After 72 years of independence, the story of freedom is one of irreversible loss of life, dignity and place. It is also a saga of division and disruption of the Hindus and the Muslims of the Sindh. People who lived together for generations and worked together for freedom were ripped apart from each other at the time of partition. As Alok Bhalla writes in Partition Dialogues: Memories of a Lost Home:
millions of people were forced to leave their homes, their bastis, their desh, their watan, and undertake a difficult and sorrowful journey.
The experience of Bhaag, Baant, Bantwara, Vibhaqt, Vibhajan and Taqseem in 1947 is drenched in the agony of loss, betrayal, separation and suffering. India paid a heavy price for political freedom; the politics of divide and rule led to the severing of human ties, redrawing of boundaries, division of property – and the nation – in the most gruesome manner.

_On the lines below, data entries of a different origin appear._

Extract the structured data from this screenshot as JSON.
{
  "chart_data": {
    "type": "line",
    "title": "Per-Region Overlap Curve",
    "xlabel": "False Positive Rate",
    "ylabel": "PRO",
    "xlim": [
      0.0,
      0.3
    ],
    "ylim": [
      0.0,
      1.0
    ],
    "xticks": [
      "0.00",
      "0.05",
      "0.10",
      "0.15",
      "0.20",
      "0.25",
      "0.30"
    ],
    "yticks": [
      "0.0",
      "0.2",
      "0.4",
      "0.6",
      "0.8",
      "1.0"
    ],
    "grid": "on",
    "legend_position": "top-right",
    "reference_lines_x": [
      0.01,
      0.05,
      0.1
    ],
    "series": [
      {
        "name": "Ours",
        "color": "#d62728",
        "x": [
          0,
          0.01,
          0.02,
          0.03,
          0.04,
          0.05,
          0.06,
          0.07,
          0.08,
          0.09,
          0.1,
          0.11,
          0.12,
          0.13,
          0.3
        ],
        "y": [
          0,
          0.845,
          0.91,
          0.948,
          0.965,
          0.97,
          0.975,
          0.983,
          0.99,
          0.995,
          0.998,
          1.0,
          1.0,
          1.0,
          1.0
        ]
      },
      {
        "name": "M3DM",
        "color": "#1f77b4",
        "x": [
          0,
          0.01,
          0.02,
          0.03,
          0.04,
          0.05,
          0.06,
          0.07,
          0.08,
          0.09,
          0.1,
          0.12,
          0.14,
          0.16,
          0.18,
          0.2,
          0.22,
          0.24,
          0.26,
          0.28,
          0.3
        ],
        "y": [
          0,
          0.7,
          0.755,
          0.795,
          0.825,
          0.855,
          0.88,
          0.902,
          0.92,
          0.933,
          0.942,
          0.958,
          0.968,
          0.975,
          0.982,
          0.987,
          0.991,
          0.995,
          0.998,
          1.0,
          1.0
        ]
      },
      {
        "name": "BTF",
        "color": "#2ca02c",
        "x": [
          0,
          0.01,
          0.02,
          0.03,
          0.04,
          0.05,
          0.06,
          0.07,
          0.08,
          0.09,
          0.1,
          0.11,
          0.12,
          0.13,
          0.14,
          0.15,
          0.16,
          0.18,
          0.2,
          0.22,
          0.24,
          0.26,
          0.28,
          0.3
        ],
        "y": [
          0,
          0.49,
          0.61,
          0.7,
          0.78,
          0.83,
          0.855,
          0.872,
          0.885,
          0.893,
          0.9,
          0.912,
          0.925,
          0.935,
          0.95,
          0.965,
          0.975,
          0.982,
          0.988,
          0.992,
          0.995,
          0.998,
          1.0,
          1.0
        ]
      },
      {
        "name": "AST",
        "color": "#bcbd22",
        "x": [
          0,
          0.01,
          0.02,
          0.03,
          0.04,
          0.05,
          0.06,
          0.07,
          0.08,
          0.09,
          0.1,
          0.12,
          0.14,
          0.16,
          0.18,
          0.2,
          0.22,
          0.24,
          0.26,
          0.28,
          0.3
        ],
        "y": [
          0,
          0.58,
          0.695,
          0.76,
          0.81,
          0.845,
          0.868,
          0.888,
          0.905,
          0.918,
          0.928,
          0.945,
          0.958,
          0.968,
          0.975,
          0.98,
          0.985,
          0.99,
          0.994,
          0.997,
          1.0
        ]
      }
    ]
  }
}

With the blood of Indians on their hands, the imperialists left South Asia with a legacy of divide and fight, disunite and perish. However, despite the distrust and disquiet, the voice of sanity prevails in certain quarters and mourns the loss with an invincible hope that life would become better for both India and Pakistan. Qazi Abdul Jaleel, popularly known as Amar Jaleel, one of the most distinguished and controversial Sindhi writers in Pakistan, is one such voice of reason.